Cech’s work has been honored with numerous awards and prizes. Cech was elected to the United States National Academy of Sciences in 1987 and he received the Heineken Prize of the Royal Netherlands Academy of Sciences in 1988, the Albert Lasker Basic Medical Research Award in 1988, the Nobel Prize in Chemistry in 1989, and the U. S. National Medal of Science in 1995.

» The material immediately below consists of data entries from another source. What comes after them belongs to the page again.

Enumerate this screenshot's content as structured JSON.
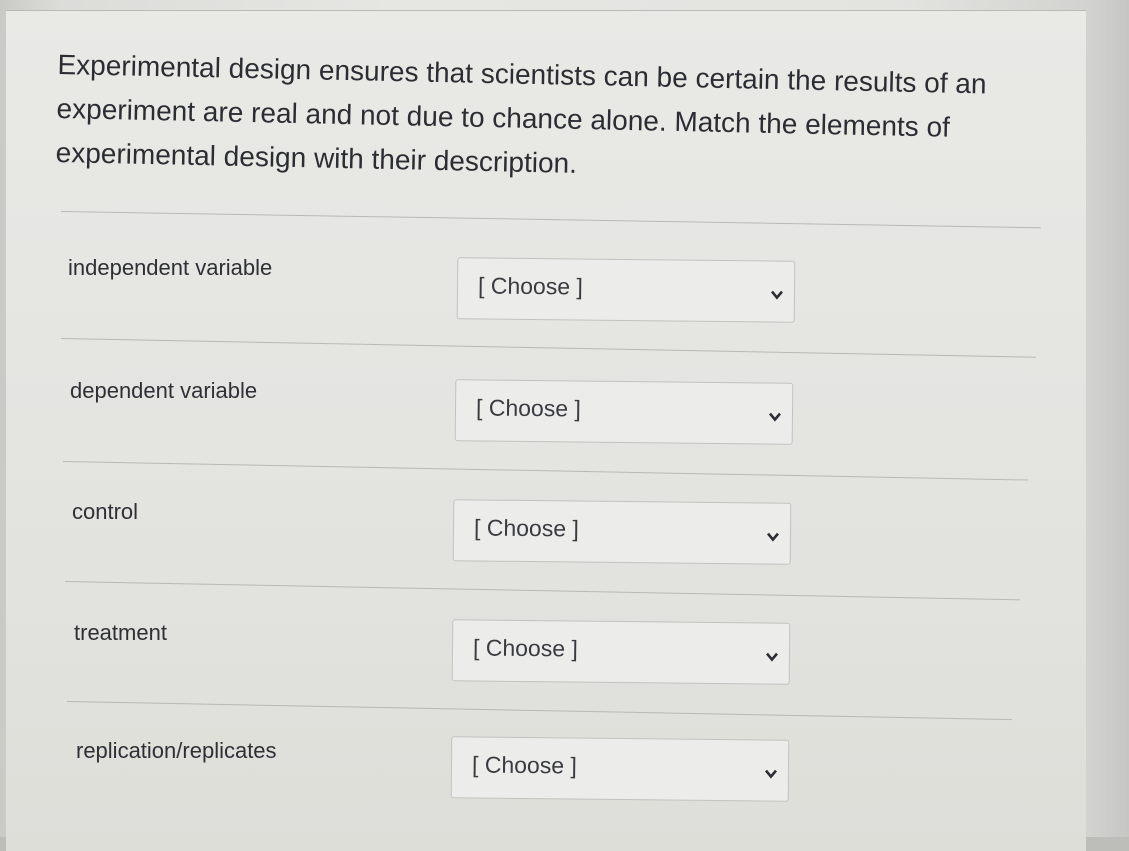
{
  "question": {
    "text": "Experimental design ensures that scientists can be certain the results of an experiment are real and not due to chance alone. Match the elements of experimental design with their description."
  },
  "matches": [
    {
      "term": "independent variable",
      "selected": "[ Choose ]"
    },
    {
      "term": "dependent variable",
      "selected": "[ Choose ]"
    },
    {
      "term": "control",
      "selected": "[ Choose ]"
    },
    {
      "term": "treatment",
      "selected": "[ Choose ]"
    },
    {
      "term": "replication/replicates",
      "selected": "[ Choose ]"
    }
  ],
  "icons": {
    "dropdown": "chevron-down-icon"
  }
}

Cech earned his Ph.D. degree in chemistry at the University of California, Berkeley and completed his postdoctoral research at the Massachusetts Institute of Technology. He joined the faculty of the University of Colorado Boulder in 1978. In 1982, Cech and his research group discovered self-splicing RNA in Tetrahymena, providing the first exception to the long-held belief that biological reactions always are catalyzed by proteins. Cech became a Howard Hughes Medical Institute investigator in 1988 and Distinguished Professor of Chemistry and Biochemistry in 1990.  Cech served as the president of the Howard Hughes Medical Institute from 2000 to 2009 before returning to his research and teaching at the University of Colorado Boulder.

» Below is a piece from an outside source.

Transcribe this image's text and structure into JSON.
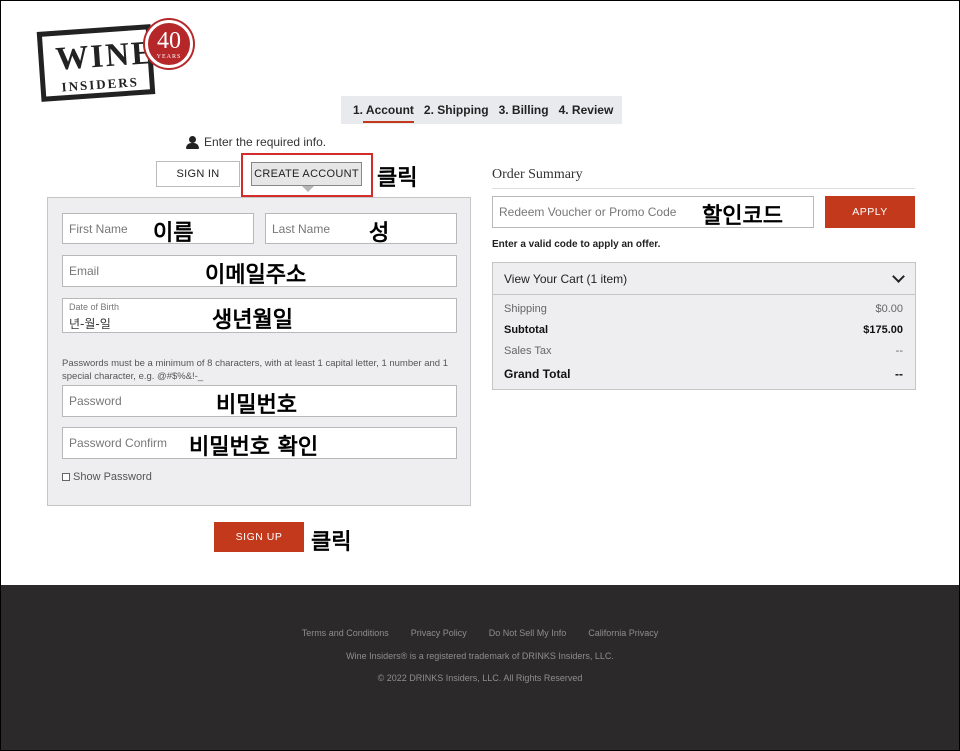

The Marker Lectures were established in 1984 through a gift from Russell Earl Marker, professor emeritus of chemistry at Penn State, whose pioneering synthetic methods revolutionized the steroid-hormone industry and opened the door to the current era of hormone therapies, including the birth-control pill. The Marker endowment allows the Penn State Eberly College of Science to present annual Marker Lectures in astronomy and astrophysics, the chemical sciences, evolutionary biology, genetic engineering, the mathematical sciences, and physics.